In the News

This is an exciting time of the year for many reasons, but specifically for graduates who have finished their time in the classroom and are about to start their careers. Here in Fort Smith, the inaugural class of the Arkansas College of Osteopathic Medicine (ARCOM) received their hoods and diplomas on Saturday, May 15, 2021.

After four years, this class of 145 doctors will move on to residencies throughout the region and the nation. But first, they will celebrate their unique role as leaders and standard-setters within what has already become a vitally important and game-changing institution in western Arkansas.

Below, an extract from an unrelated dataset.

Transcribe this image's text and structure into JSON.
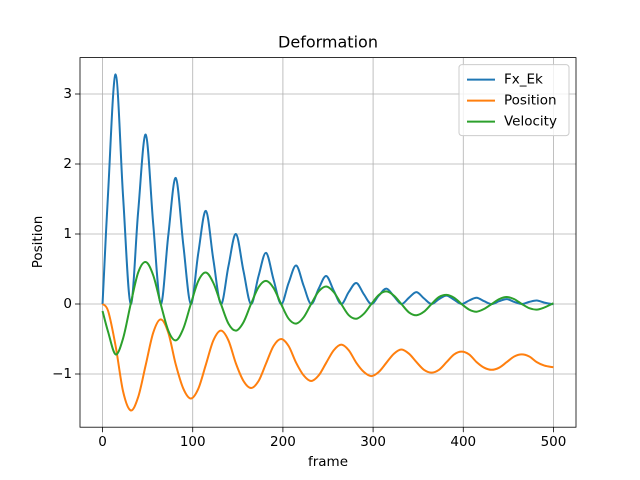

ARCOM welcomed its first class of medical students in 2017. Four years later, the school celebrated its first Match Day with 95% of students placed into residency programs. Of those moving onto residences, 7% will work in primary care and almost two-thirds received placements in Arkansas and surrounding states. Studies show us that a majority of doctors stay and practice in the region they are educated, so I was also pleased to see that more than 50% of ARCOM’s first class of graduates matched in states that are considered in the bottom 10% for access to medical care. This is where they are needed and speaks to the mission and importance of ARCOM, not only to Arkansas, but our entire region.

As part of the Arkansas Colleges of Health Education (ACHE), ARCOM is transforming healthcare education and helping prepare future doctors to practice in medically underserved regions. It is inspiring to think about the efforts it took to make this day possible. The need for more medical professionals in Arkansas is great and the work put in by the students community leaders, generous donors and true visionaries who saw the need should be applauded today.

In addition to this inaugural class of osteopathic physicians, ACHE is celebrating its second commencement for graduates receiving a Master of Science in Biomedicine. The campus is now also home to the School of Physical Therapy, with its first class starting instruction in June 2021, and the School of Occupational Therapy which expects to welcome students in January 2022.

I am grateful for the incredible work being done by administration, faculty, staff and students. The campus is a cornerstone for new medical facilities, housing and opportunities in western Arkansas and continues to draw new resources to the area. Its impact has been significant and stands to grow well into the future.

I am also proud of these graduates. They have prepared for their medical careers during a challenging time, with full understanding of the importance of their charge and the task ahead. As they embark on their careers, I know they have seen and experienced more than they expected. They have chosen this path for a reason, and our state and nation are stronger because of their commitment to serving others.